NASA Launches Satellite To Measure Ice Changes
The Delta II rocket will study the Greenland and Antarctica ice sheets and how they contribute to rising sea levels.
A NASA satellite designed to precisely measure changes in the earth's ice sheets, glaciers, sea ice and vegetation has been launched into polar orbit from California.
A Delta 2 rocket carrying the ICESat-2 lifted off from Vandenberg Air Force Base at 6.02am local time on Saturday and headed over the Pacific Ocean.
NASA earth science division director Michael Freilich says the mission will advance knowledge of how the ice sheets of Greenland and Antarctica contribute to sea level rise.
The melt from those ice sheets alone has raised global sea level by more than 1 millimetre a year recently, according to NASA.
The mission is a successor to the original Ice, Cloud and Land Elevation Satellite that operated from 2003 to 2009.

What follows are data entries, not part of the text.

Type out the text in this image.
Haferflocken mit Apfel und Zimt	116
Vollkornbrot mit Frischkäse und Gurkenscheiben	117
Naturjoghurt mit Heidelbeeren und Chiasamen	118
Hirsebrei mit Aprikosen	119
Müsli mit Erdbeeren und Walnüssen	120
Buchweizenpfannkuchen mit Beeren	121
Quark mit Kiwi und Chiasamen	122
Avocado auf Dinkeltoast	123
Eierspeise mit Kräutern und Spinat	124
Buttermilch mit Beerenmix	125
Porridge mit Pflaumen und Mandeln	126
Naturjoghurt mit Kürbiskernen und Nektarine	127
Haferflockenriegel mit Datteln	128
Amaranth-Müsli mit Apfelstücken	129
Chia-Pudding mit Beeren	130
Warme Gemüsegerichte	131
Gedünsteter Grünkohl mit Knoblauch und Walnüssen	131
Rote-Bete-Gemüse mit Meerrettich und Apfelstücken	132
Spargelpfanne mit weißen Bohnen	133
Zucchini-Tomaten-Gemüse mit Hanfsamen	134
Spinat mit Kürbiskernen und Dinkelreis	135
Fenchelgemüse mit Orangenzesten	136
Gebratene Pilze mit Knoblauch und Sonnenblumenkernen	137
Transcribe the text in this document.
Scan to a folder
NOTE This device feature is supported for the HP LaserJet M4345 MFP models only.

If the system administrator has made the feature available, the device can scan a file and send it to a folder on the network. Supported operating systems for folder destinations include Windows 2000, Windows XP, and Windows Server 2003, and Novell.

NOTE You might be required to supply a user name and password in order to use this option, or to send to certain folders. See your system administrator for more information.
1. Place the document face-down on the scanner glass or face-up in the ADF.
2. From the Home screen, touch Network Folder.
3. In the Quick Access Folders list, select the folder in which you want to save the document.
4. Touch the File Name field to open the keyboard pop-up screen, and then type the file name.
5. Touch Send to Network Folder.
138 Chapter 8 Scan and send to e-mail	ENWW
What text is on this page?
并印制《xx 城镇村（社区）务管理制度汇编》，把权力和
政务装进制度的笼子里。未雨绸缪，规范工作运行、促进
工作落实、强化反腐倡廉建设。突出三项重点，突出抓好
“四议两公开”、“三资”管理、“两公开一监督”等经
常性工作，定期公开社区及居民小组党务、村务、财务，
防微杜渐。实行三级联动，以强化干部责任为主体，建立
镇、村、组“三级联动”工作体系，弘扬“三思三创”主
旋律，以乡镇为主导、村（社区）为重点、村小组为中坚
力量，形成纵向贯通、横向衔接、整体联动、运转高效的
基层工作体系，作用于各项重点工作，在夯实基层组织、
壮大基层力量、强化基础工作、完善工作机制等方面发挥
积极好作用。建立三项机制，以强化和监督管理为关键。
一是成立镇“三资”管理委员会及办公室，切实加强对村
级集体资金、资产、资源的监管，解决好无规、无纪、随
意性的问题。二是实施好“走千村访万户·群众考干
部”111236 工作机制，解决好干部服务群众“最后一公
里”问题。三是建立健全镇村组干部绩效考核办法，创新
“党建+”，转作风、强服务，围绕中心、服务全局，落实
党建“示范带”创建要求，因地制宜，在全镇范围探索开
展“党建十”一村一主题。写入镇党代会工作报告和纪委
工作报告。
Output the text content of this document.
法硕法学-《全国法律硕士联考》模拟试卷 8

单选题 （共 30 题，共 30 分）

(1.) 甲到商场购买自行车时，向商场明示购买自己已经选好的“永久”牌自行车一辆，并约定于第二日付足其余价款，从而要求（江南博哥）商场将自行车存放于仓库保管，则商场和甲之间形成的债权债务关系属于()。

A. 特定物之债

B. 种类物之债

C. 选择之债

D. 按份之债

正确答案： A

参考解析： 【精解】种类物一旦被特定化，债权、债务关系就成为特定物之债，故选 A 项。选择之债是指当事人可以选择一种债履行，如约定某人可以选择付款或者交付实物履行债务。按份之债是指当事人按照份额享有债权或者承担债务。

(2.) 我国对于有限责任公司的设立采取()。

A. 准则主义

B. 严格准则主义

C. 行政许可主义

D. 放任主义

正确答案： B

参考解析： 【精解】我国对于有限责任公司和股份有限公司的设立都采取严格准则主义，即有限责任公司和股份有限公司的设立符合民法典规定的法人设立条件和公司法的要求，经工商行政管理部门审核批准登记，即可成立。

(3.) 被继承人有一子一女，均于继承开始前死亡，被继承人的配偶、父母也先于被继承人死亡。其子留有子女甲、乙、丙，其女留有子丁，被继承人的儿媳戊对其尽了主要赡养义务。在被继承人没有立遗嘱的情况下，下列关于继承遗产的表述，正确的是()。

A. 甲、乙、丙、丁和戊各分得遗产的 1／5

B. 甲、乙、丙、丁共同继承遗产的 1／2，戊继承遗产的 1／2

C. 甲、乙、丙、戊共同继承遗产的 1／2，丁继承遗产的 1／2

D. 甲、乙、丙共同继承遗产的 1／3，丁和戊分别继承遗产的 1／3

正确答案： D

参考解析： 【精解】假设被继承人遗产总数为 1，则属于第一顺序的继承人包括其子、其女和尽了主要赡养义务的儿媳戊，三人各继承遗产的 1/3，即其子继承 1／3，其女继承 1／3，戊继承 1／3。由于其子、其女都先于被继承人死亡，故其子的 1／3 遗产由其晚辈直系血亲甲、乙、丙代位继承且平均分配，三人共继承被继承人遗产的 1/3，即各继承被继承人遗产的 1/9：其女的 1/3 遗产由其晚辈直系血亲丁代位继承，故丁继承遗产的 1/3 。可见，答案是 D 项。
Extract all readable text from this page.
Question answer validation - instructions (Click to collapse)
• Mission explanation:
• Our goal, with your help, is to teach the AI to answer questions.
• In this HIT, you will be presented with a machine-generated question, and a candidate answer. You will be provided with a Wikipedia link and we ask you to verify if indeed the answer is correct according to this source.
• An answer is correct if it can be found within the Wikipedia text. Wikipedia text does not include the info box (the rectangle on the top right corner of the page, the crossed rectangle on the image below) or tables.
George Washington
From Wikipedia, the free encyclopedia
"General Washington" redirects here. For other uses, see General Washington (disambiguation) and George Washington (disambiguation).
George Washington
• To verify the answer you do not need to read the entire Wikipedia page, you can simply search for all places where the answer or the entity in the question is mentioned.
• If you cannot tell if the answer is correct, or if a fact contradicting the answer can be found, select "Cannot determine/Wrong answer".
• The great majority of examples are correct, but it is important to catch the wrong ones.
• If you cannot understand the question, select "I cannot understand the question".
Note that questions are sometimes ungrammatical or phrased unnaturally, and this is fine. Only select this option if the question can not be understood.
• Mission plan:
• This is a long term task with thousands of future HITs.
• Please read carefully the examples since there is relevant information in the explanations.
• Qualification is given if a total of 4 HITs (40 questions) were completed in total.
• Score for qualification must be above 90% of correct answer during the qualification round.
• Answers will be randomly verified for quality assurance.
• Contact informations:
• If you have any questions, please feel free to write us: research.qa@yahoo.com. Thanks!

Measurements continued since then with airborne instruments.
ICESat-2 carries a single instrument, a laser altimeter that measures height by determining how long it takes photons to travel from the spacecraft to earth and back.
According to NASA, it will collect more than 250 times as many measurements as the first ICESat.
In addition to ice, the satellite's other measurements, such as the tops of trees, snow and river heights, may help with research into the amount of carbon stored in forests, and also with flood and drought planning and wildfire behaviour, among other uses.